Karadzic claims arrest irregularities
Radovan Karadzic has appeared in court to face charges that include genocide and war crimes.
The man accused of being the political power responsible for the Srebrenica massacre of Muslims and the siege of Sarajevo said the court had been misinformed about the date of his arrest.
The court gave July 21 as the day Serbian authorities captured the defendant in Belgrade. When the arrest was first made public, his lawyer in Serbia said Karadzic had been arrested three days earlier.
Karadzic, without the bushy beard he wore when he was arrested, listened as Judge Alphons Orie read a summary of the charges against him, 11 counts in all, involving genocide, crimes against humanity and war crimes.
Karadzic did not enter a plea but did say he would be representing himself before the International Criminal Tribunal for the Former Yugoslavia at The Hague, Holland.
Despite the seriousness of the charges, Karadzic did manage a smile when asked whether his family knows he is in detention. He answered wryly, "I don't believe there is anyone who doesn't know that I am in the detention unit."
His next court appearance will be August 29. If Karadzic enters no plea at that hearing, the judge will enter a not guilty plea on his behalf. and pretrial proceedings will begin.

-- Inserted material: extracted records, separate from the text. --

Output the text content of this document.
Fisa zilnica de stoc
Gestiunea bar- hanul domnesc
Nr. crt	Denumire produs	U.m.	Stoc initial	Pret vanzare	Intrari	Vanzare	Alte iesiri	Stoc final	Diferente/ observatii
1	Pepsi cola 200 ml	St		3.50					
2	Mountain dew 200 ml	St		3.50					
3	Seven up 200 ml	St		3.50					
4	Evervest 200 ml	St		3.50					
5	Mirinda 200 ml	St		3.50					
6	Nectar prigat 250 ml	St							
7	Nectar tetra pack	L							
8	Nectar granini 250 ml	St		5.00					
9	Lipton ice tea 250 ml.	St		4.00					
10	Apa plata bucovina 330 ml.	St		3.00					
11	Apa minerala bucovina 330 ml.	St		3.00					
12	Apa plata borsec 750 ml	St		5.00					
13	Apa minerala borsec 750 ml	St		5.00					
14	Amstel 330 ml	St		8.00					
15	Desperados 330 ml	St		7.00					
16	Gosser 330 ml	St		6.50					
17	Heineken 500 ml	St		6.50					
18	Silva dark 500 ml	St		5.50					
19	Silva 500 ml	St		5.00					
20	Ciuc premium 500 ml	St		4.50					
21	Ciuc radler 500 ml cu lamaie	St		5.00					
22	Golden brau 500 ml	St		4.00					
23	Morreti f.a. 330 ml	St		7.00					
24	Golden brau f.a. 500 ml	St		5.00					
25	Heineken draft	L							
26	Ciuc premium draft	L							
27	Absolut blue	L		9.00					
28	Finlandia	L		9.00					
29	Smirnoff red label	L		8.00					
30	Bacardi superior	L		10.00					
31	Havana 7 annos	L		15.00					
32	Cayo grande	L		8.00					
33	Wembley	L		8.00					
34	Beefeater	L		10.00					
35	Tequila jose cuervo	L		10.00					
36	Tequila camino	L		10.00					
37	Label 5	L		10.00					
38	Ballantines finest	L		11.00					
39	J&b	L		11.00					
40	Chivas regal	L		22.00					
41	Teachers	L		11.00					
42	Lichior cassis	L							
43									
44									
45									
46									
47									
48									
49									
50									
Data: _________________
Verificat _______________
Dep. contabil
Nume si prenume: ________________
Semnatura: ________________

The actual trial would not begin for several months, Chief Prosecutor Serge Brammertz said before the hearing. If Karadzic pleads guilty, there will be no trial, and the judge will set a date for his sentencing.
Karadzic has long eluded the U.N. war crimes tribunal, reinventing himself as an alternative medicine practitioner and growing a long white beard and mustache to disguise himself.
Karadzic claimed that he made a deal in 1996 with then-U.S. diplomat Richard Holbrooke that involved his withdrawal from public life. "According to [the offer] ... I had to withdraw from public life, I had to make certain gestures, and in return the U.S.A. would fulfill their commitments. This was on behalf of the United States of America," he emphasized.
He said attempts were made to persuade the chief prosecutor to withdraw his indictment.
"I believe this is very important for my fate and for my legal position," he said. "I want to show why I am appearing before this court only now, rather than in '96, '97 or '98, when I had the intention of appearing here, but at that time, I was in danger of being liquidated because I had made a deal that ... Mr. Holbrooke tried to honor."
Karadzic added, "This is a matter of life and death. If Mr. Holbrooke still wants my death and regrets that there is no death sentence here, I wonder if his arm is long enough to reach me here."
Orie said the court was not aware of any such agreements and urged him to submit the matter in writing.
Holbrooke said Karadzic's claim was "a flat-out lie."
Karadzic, in response to queries from the judge, identified himself and gave his family's address in Pale, Bosnia, as his most recent address. Karadzic showed little emotion »
When pressed, he also gave an address in Belgrade. "If you're asking me about my unofficial address, the one I had under my other identity ... it was in Belgrade," he said.
The charges against Karadzic stem from the 1992-95 war in Bosnia-Herzegovina, when Karadzic was president of a breakaway Serb republic.
The tribunal accuses Karadzic of leading a campaign that killed thousands of men, women and children -- mainly Bosnian Muslims and Bosnian Croats -- as part of a violent effort to rid the region of non-Serbs.
Forces under Karadzic's command rounded up tens of thousands of non-Serbs and held them in camps where, an indictment says, the Serbian forces "tortured, mistreated, sexually assaulted and killed non-Serbs," the tribunal said Wednesday.
"The indictment also charges Karadzic with responsibility for a protracted campaign of shelling and sniping of civilian areas of Sarajevo, killing and wounding thousands of civilians, including children and the elderly," a tribunal statement said before the hearing.
The Bosnian war was Europe's bloodiest conflict since World War II and the longest of the wars spawned by the breakup of Yugoslavia in the early 1990s.
Backed by the government of then-Yugoslav President Slobodan Milosevic, Bosnian Serb forces seized control of more than half the country and launched a campaign against the Muslim and Croat populations that introduced the term "ethnic cleansing" to the world.
Karadzic was removed from power in 1995, when the Dayton Accords that ended the Bosnian war barred anyone accused of war crimes from holding office.
Though he portrayed Serbs as victims, Karadzic is accused of responsibility for the massacre at Srebrenica, a U.N. "safe area" Serb troops overran in July 1995.
Nearly 8,000 Bosnian Muslim men and boys were killed at Srebrenica, the worst European massacre since World War II.